Don't quote me on these figures, I have not extensively tested them and they are very rough ball-park ones.

[–] SpaceNoodle@lemmy.world -3 points 7 months ago (30 children)

SSDs are by nature going to be more power-efficient than platter drives, as they have zero moving parts.

An SSD could have higher peak power draw due to a significantly higher throughput, but will not be less efficient at converting power into transferred data.

[–] Septimaeus@infosec.pub 4 points 7 months ago (1 children)

Not sure what everyone is arguing about here. Clearly SSD is better for intermittent r/w, whereas HDD can be more efficient at continuous r/w (especially in terms of watts/TB)

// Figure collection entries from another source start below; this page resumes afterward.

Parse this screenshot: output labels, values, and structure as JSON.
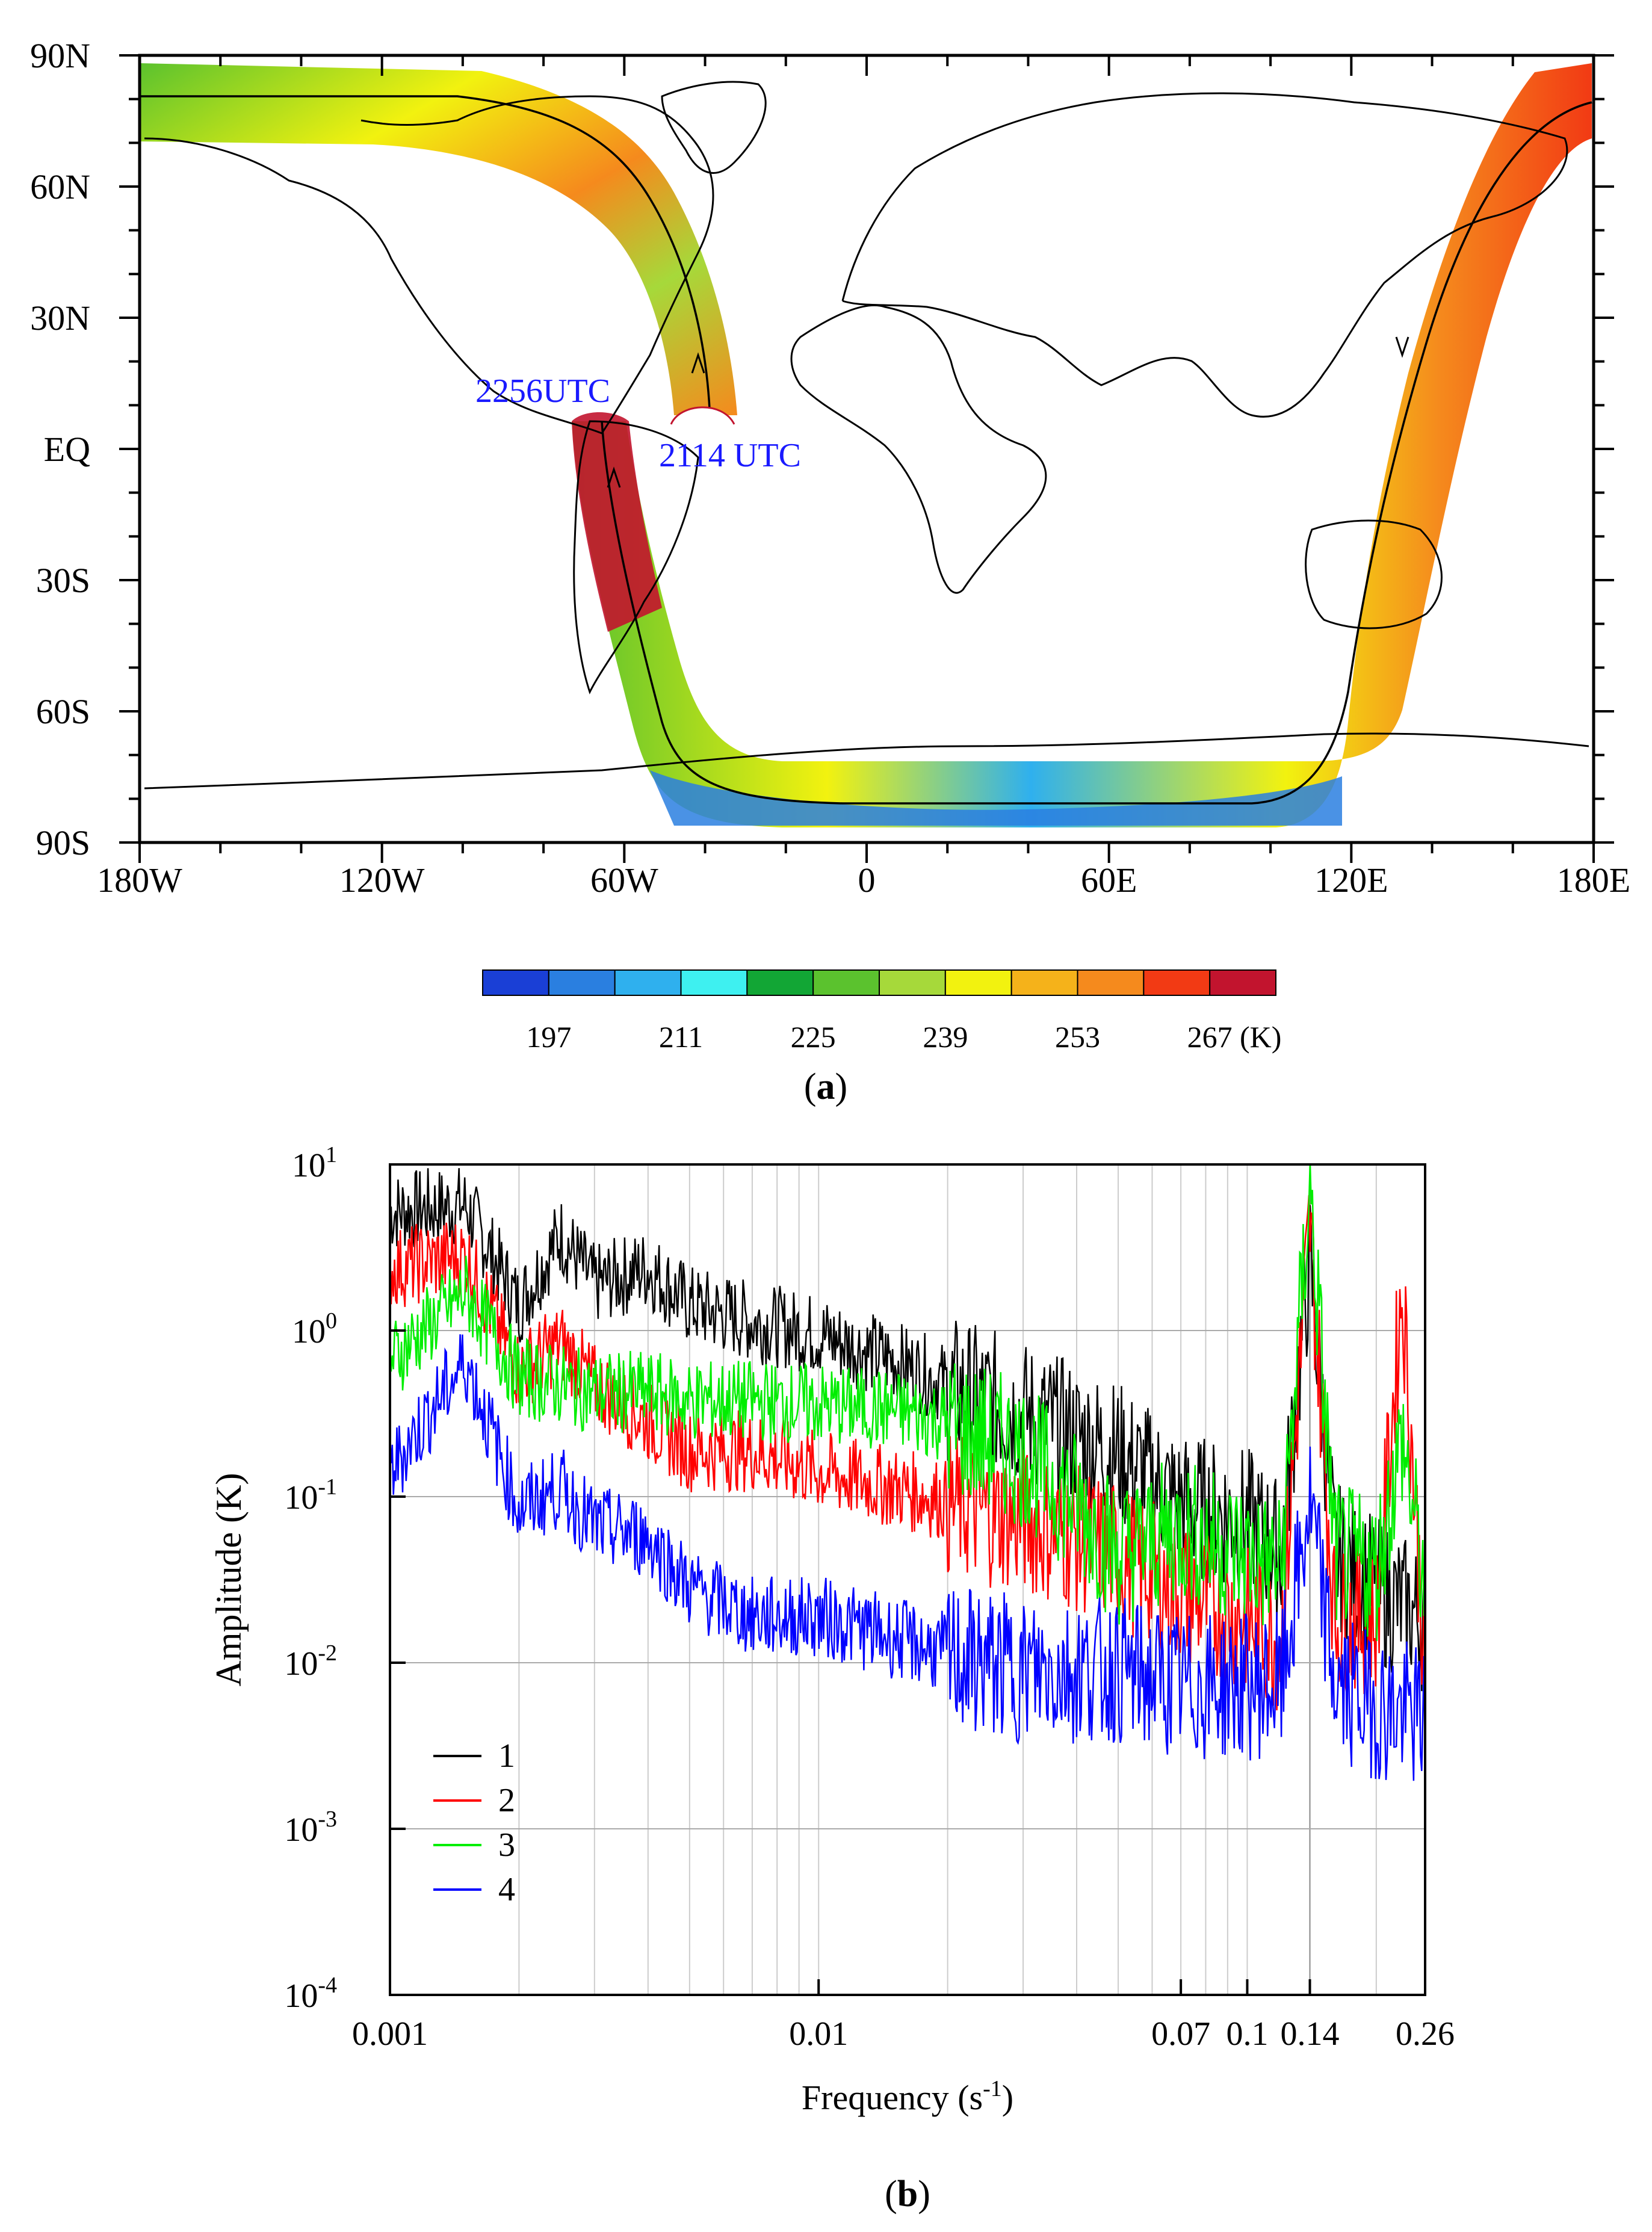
{
  "chart_data": [
    {
      "panel": "(a)",
      "type": "heatmap",
      "title": "",
      "lon_ticks": [
        "180W",
        "120W",
        "60W",
        "0",
        "60E",
        "120E",
        "180E"
      ],
      "lat_ticks": [
        "90N",
        "60N",
        "30N",
        "EQ",
        "30S",
        "60S",
        "90S"
      ],
      "lon_range": [
        -180,
        180
      ],
      "lat_range": [
        -90,
        90
      ],
      "annotations": [
        "2256UTC",
        "2114 UTC"
      ],
      "swath_track": [
        {
          "lon": -50,
          "lat": 3
        },
        {
          "lon": -48,
          "lat": 20
        },
        {
          "lon": -50,
          "lat": 40
        },
        {
          "lon": -60,
          "lat": 60
        },
        {
          "lon": -80,
          "lat": 75
        },
        {
          "lon": -120,
          "lat": 80
        },
        {
          "lon": -175,
          "lat": 80
        }
      ],
      "swath_track_2": [
        {
          "lon": -62,
          "lat": 6
        },
        {
          "lon": -60,
          "lat": -20
        },
        {
          "lon": -52,
          "lat": -45
        },
        {
          "lon": -35,
          "lat": -68
        },
        {
          "lon": 0,
          "lat": -79
        },
        {
          "lon": 50,
          "lat": -79
        },
        {
          "lon": 95,
          "lat": -72
        },
        {
          "lon": 115,
          "lat": -55
        },
        {
          "lon": 123,
          "lat": -30
        },
        {
          "lon": 130,
          "lat": 0
        },
        {
          "lon": 137,
          "lat": 30
        },
        {
          "lon": 148,
          "lat": 60
        },
        {
          "lon": 160,
          "lat": 75
        },
        {
          "lon": 180,
          "lat": 79
        }
      ],
      "colorbar": {
        "colors": [
          "#1a3fd6",
          "#2a7fe0",
          "#2fb0ee",
          "#3ef0f0",
          "#12a635",
          "#5bc22e",
          "#a6d93a",
          "#f2f20f",
          "#f5b21a",
          "#f58a1d",
          "#f23a14",
          "#c2142e"
        ],
        "tick_labels": [
          "197",
          "211",
          "225",
          "239",
          "253",
          "267"
        ],
        "unit": "(K)"
      }
    },
    {
      "panel": "(b)",
      "type": "line",
      "xscale": "log",
      "yscale": "log",
      "xlabel": "Frequency (s",
      "xlabel_sup": "-1",
      "xlabel_end": ")",
      "ylabel": "Amplitude (K)",
      "xlim": [
        0.001,
        0.26
      ],
      "ylim": [
        0.0001,
        10
      ],
      "x_ticks": [
        {
          "value": 0.001,
          "label": "0.001"
        },
        {
          "value": 0.01,
          "label": "0.01"
        },
        {
          "value": 0.07,
          "label": "0.07"
        },
        {
          "value": 0.1,
          "label": "0.1"
        },
        {
          "value": 0.14,
          "label": "0.14"
        },
        {
          "value": 0.26,
          "label": "0.26"
        }
      ],
      "y_ticks": [
        {
          "value": 10,
          "base": "10",
          "exp": "1"
        },
        {
          "value": 1,
          "base": "10",
          "exp": "0"
        },
        {
          "value": 0.1,
          "base": "10",
          "exp": "-1"
        },
        {
          "value": 0.01,
          "base": "10",
          "exp": "-2"
        },
        {
          "value": 0.001,
          "base": "10",
          "exp": "-3"
        },
        {
          "value": 0.0001,
          "base": "10",
          "exp": "-4"
        }
      ],
      "grid": true,
      "legend_position": "bottom-left",
      "series": [
        {
          "name": "1",
          "color": "#000000",
          "x": [
            0.001,
            0.0015,
            0.002,
            0.0025,
            0.003,
            0.004,
            0.005,
            0.007,
            0.01,
            0.015,
            0.02,
            0.03,
            0.05,
            0.07,
            0.1,
            0.12,
            0.14,
            0.16,
            0.2,
            0.26
          ],
          "values": [
            5.5,
            6.0,
            1.5,
            4.0,
            2.0,
            2.5,
            1.5,
            1.2,
            1.0,
            0.7,
            0.5,
            0.35,
            0.2,
            0.1,
            0.08,
            0.05,
            3.0,
            0.05,
            0.03,
            0.02
          ]
        },
        {
          "name": "2",
          "color": "#ff0000",
          "x": [
            0.001,
            0.0015,
            0.002,
            0.0025,
            0.003,
            0.004,
            0.005,
            0.007,
            0.01,
            0.015,
            0.02,
            0.03,
            0.05,
            0.07,
            0.1,
            0.12,
            0.14,
            0.16,
            0.2,
            0.23,
            0.26
          ],
          "values": [
            2.5,
            3.0,
            0.6,
            0.9,
            0.5,
            0.3,
            0.2,
            0.2,
            0.15,
            0.12,
            0.1,
            0.08,
            0.05,
            0.03,
            0.02,
            0.015,
            5.0,
            0.02,
            0.02,
            2.0,
            0.01
          ]
        },
        {
          "name": "3",
          "color": "#00ee00",
          "x": [
            0.001,
            0.0015,
            0.002,
            0.0025,
            0.003,
            0.004,
            0.005,
            0.007,
            0.01,
            0.015,
            0.02,
            0.03,
            0.04,
            0.05,
            0.07,
            0.1,
            0.12,
            0.14,
            0.16,
            0.2,
            0.23,
            0.26
          ],
          "values": [
            0.7,
            1.8,
            0.55,
            0.5,
            0.45,
            0.45,
            0.4,
            0.4,
            0.38,
            0.35,
            0.3,
            0.2,
            0.1,
            0.05,
            0.07,
            0.05,
            0.04,
            8.0,
            0.05,
            0.04,
            0.25,
            0.03
          ]
        },
        {
          "name": "4",
          "color": "#0000ff",
          "x": [
            0.001,
            0.0015,
            0.002,
            0.0025,
            0.003,
            0.004,
            0.005,
            0.007,
            0.01,
            0.015,
            0.02,
            0.03,
            0.05,
            0.07,
            0.1,
            0.12,
            0.14,
            0.16,
            0.2,
            0.26
          ],
          "values": [
            0.15,
            0.7,
            0.09,
            0.12,
            0.07,
            0.06,
            0.03,
            0.02,
            0.02,
            0.015,
            0.012,
            0.01,
            0.01,
            0.008,
            0.008,
            0.008,
            0.1,
            0.008,
            0.006,
            0.005
          ]
        }
      ]
    }
  ],
  "captions": {
    "panel_a": "a",
    "panel_b": "b"
  }
}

Just looking at specs should be enough to see that. SSDs can idle in ready state at close to 0 draw (~0.05w) whereas HDD requires continued rotation to remain ready. So consider an extreme case of writing for 1 minute then maintaining ready state for the rest of the day. For that the SSD will be far more efficient, obviously.

[–] SpaceNoodle@lemmy.world 2 points 7 months ago* (last edited 7 months ago) (1 children)

Classic mob mentality. OC could never be wrong, so let's dogpile on the first person to disagree.

[–] Septimaeus@infosec.pub 2 points 7 months ago

Maybe yeah. Also got the sense from the strong opinions that this is a preexisting debate, presumably in the context of continuous workloads or cached arrays with minimal spindown intervals. In that context it’s true that rotational disks still often win in energy efficiency and robustness (assuming we’re comparing them to consumer SSDs and not the latest enterprise u.2 stuff that’s rated for continuous work).